Il nuovo aumento di capitale finanzierà un piano di sviluppo triennale, che prevede sia la crescita organica che l’espansione tramite acquisizioni. In questo contesto, Biorsaf ha acquisito Cooki, una piattaforma innovativa per la gestione digitale delle informazioni alimentari. L’integrazione di Cooki mira a sviluppare una piattaforma basata sull’intelligenza artificiale, capace di digitalizzare le procedure di compliance e la gestione dei dati lungo la filiera alimentare.

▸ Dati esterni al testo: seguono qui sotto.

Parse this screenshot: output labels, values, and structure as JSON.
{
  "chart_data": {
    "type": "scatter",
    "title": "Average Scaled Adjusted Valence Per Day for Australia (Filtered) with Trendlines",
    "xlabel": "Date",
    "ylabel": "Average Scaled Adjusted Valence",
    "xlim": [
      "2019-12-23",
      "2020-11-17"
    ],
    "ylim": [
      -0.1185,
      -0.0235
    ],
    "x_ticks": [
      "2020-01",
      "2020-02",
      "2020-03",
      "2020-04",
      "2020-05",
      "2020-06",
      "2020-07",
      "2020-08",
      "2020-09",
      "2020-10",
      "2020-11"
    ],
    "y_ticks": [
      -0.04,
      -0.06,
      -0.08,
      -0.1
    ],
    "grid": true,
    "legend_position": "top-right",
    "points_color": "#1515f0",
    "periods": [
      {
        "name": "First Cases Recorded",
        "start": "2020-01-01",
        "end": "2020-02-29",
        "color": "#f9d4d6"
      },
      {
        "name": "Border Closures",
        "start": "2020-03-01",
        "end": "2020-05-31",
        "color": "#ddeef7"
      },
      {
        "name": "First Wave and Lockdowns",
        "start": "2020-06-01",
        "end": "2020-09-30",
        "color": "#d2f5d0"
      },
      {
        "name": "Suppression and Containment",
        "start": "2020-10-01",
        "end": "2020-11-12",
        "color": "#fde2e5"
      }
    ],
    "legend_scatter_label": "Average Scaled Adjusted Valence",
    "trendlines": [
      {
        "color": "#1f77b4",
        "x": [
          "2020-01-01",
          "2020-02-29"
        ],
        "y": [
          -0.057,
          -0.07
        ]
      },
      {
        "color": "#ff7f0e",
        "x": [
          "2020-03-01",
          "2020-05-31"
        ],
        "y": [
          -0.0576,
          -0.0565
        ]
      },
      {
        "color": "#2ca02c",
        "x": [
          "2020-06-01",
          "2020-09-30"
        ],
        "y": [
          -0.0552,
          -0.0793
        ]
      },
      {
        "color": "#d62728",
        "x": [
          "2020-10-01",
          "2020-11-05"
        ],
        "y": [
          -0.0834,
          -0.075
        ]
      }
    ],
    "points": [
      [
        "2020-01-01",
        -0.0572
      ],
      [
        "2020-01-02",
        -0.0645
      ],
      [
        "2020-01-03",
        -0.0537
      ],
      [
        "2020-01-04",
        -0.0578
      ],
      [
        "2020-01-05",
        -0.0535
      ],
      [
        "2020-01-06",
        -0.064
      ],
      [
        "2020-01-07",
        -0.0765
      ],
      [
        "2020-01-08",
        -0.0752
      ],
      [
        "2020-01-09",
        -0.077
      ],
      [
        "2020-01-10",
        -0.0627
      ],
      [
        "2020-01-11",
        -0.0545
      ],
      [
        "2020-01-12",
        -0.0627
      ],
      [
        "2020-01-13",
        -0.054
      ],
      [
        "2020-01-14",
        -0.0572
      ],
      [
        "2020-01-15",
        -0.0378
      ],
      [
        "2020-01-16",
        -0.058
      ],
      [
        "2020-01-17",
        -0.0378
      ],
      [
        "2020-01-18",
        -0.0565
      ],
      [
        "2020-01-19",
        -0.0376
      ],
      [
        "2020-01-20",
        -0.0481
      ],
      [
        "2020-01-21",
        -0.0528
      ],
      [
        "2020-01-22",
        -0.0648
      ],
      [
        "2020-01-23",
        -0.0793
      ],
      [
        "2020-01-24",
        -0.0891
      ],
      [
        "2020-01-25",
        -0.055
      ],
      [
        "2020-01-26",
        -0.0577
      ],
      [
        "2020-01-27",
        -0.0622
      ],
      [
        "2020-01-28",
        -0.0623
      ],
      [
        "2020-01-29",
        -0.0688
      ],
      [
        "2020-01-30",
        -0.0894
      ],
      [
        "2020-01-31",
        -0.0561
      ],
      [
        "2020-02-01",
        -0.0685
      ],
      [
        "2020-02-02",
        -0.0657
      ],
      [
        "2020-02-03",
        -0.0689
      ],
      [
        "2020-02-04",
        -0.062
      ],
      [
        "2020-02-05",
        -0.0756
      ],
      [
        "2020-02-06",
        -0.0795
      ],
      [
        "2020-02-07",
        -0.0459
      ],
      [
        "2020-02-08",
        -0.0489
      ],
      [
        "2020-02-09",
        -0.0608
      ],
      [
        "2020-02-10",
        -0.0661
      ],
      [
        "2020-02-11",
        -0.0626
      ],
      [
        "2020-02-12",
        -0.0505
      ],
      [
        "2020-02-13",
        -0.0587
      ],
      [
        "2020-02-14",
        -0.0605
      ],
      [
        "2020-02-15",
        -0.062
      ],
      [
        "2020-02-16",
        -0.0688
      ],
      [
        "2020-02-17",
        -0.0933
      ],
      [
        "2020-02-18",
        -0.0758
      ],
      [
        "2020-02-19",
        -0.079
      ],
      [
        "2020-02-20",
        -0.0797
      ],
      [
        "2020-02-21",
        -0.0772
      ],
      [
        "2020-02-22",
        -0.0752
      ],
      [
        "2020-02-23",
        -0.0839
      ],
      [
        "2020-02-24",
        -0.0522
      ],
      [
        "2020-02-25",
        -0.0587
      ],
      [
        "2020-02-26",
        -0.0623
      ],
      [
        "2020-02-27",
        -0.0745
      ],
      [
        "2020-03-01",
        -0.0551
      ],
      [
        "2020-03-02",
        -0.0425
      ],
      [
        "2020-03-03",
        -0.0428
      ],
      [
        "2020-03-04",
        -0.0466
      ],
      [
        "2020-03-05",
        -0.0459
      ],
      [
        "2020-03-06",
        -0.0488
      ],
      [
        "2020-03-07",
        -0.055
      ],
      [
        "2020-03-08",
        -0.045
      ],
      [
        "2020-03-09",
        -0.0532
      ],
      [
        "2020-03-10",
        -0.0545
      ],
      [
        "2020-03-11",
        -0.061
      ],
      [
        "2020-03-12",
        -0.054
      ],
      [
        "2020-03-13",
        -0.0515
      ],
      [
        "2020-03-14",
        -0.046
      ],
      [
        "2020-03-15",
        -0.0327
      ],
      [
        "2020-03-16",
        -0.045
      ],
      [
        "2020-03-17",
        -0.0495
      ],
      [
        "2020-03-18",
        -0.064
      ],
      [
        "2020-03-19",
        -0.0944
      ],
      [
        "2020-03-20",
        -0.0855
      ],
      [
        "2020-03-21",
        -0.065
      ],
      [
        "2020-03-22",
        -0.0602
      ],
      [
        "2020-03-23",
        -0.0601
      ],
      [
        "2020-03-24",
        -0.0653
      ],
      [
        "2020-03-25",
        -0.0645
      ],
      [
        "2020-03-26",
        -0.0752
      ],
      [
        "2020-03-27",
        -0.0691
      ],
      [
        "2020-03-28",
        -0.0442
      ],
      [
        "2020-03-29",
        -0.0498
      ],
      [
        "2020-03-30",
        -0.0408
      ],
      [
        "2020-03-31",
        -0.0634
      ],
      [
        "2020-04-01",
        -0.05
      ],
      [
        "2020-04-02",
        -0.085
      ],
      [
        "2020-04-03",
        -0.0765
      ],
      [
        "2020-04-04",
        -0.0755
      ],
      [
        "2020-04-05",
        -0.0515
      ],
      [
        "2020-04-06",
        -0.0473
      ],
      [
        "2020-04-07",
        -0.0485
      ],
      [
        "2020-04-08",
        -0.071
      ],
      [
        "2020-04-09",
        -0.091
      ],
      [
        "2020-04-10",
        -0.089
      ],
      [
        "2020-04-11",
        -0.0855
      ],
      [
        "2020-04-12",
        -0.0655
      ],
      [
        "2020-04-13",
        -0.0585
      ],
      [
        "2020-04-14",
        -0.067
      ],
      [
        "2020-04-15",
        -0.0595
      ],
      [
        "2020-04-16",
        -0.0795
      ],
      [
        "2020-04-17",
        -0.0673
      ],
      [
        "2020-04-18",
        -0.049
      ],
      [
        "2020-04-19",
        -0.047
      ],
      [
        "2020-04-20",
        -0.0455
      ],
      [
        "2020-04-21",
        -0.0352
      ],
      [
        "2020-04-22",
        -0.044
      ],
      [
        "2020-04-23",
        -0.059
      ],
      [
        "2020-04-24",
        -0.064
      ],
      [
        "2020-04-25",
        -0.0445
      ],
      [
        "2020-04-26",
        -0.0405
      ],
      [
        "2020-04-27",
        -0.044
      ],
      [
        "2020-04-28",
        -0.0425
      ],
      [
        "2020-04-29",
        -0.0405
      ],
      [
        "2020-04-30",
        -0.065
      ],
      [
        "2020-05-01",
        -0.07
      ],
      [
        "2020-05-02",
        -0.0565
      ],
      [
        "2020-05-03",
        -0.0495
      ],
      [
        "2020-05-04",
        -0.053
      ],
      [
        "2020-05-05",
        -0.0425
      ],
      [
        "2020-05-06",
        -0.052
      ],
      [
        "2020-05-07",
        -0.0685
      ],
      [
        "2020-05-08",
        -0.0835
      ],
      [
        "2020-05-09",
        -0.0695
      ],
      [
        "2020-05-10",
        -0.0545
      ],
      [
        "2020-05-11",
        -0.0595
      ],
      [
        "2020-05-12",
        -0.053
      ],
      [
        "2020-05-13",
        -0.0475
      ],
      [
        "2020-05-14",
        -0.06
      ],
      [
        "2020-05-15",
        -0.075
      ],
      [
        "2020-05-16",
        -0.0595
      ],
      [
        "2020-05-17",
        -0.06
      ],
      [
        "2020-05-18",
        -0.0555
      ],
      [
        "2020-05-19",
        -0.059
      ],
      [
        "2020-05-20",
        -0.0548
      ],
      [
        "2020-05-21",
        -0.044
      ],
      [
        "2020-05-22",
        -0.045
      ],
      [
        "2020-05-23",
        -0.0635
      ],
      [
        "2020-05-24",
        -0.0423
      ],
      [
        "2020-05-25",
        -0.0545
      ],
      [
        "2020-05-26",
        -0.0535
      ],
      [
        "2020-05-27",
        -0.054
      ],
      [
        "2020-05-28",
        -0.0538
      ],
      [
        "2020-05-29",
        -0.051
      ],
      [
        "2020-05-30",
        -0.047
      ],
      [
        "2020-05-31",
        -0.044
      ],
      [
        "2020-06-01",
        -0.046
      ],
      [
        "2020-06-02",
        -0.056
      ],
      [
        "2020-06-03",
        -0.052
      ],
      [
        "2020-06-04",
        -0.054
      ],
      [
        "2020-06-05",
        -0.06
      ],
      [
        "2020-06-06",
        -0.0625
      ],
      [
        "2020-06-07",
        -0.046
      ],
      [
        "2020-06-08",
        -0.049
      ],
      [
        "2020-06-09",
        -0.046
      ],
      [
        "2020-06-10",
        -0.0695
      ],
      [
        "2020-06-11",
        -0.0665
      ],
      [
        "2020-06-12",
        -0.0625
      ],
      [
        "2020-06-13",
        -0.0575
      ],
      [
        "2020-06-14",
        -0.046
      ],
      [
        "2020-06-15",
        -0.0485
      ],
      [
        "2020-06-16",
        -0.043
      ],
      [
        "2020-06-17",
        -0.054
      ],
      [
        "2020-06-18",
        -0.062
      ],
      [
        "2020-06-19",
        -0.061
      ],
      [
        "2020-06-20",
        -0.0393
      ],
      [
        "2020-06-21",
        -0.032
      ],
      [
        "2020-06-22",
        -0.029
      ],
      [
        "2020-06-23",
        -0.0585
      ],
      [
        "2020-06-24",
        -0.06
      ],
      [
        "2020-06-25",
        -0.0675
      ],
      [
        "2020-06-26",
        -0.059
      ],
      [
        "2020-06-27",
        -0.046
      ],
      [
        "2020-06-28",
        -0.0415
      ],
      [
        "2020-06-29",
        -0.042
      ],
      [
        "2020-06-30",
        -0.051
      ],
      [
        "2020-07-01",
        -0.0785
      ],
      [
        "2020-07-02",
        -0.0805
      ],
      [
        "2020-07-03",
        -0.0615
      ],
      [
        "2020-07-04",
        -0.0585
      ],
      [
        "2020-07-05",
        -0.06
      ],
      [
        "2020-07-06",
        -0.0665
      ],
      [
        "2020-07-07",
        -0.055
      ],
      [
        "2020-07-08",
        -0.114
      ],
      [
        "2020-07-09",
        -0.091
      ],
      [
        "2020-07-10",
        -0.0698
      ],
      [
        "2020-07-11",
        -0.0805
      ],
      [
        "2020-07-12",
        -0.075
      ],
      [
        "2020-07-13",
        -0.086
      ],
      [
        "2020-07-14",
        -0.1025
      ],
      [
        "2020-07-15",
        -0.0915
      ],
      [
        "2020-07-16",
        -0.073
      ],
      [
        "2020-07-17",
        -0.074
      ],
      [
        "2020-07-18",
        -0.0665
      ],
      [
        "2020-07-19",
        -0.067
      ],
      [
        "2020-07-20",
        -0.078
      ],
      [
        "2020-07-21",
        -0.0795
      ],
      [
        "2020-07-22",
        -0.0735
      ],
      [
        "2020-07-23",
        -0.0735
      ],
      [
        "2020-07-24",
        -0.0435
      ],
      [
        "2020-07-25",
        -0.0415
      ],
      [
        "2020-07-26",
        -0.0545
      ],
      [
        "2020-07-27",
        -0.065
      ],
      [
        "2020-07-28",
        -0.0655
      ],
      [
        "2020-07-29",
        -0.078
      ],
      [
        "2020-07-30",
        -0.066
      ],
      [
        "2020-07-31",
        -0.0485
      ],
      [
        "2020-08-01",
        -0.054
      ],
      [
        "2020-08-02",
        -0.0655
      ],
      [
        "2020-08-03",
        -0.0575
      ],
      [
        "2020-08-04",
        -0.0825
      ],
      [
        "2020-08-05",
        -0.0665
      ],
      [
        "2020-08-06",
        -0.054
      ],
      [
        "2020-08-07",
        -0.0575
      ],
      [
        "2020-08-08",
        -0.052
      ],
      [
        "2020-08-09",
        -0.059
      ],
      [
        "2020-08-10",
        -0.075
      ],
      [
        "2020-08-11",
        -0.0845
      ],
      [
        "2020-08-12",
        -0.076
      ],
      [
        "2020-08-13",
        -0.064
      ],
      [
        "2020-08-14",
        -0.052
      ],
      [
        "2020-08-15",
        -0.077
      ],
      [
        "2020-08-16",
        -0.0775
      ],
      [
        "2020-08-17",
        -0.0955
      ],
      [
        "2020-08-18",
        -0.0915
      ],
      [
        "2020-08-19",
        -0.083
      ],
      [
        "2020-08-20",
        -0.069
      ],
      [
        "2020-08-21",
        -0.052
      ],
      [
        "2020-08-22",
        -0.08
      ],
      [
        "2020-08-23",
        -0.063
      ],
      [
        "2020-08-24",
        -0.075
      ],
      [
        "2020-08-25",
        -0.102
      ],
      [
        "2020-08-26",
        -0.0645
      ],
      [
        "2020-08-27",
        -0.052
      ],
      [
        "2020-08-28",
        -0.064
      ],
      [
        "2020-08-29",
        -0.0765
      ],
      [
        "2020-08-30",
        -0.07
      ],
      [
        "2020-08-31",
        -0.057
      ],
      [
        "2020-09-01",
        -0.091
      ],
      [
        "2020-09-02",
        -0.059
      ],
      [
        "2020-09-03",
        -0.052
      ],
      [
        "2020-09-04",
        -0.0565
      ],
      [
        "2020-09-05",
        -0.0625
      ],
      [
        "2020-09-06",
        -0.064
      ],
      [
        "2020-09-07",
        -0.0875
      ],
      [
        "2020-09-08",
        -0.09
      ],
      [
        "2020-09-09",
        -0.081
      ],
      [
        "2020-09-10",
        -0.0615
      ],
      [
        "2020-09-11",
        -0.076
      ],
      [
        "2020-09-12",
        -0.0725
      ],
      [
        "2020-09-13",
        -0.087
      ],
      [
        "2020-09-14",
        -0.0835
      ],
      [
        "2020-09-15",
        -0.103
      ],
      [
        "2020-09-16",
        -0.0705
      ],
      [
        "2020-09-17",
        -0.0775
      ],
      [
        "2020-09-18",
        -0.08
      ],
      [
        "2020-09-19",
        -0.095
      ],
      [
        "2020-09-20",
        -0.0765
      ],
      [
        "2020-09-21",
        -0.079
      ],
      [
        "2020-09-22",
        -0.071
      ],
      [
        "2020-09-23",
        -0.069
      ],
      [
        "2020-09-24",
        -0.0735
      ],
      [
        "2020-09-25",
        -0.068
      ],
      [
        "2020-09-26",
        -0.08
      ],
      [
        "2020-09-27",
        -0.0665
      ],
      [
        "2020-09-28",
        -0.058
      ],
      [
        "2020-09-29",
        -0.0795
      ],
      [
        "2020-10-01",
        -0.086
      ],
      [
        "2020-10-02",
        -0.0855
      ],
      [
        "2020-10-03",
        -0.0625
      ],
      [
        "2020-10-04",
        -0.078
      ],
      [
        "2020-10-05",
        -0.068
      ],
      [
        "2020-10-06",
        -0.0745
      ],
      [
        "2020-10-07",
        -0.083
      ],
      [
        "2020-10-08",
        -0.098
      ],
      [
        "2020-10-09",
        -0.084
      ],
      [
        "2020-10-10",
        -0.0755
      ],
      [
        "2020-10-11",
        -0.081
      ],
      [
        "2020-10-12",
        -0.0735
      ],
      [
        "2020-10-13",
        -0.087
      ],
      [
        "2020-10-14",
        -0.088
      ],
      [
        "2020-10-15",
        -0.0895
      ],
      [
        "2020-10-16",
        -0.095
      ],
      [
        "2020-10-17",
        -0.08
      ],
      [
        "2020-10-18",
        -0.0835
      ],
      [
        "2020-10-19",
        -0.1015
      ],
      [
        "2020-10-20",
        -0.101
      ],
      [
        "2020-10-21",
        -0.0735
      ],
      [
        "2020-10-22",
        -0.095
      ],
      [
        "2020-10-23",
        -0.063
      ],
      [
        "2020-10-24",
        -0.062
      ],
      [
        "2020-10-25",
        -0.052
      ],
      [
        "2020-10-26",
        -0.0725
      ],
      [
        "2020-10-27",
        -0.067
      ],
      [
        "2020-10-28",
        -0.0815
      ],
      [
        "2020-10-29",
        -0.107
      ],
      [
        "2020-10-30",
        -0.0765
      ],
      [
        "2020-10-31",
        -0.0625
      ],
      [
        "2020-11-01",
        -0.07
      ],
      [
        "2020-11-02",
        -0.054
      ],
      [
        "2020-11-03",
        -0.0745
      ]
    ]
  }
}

Il mercato di riferimento di Biorsaf, che comprende la sicurezza alimentare, del lavoro e dell’acqua, è vasto: in Italia conta 3,4 milioni di imprese e genera oltre 12 miliardi di euro, con un tasso di digitalizzazione attualmente stimato al 3%. Marco Papalini, CEO di Biorsaf, ha dichiarato l’ambizioso obiettivo di superare i 30 milioni di euro di fatturato entro il 2029, puntando a conquistare una quota di mercato significativa attraverso nuovi prodotti, acquisizioni e un’espansione internazionale.
Giuseppe Donvito, partner di P101, ha evidenziato l’importanza della componente tecnologica e della leadership verticale di Biorsaf, confermando l’impegno del fondo a supportare la società nella sua fase di crescita e nella creazione della piattaforma che faciliterà la trasformazione digitale del settore.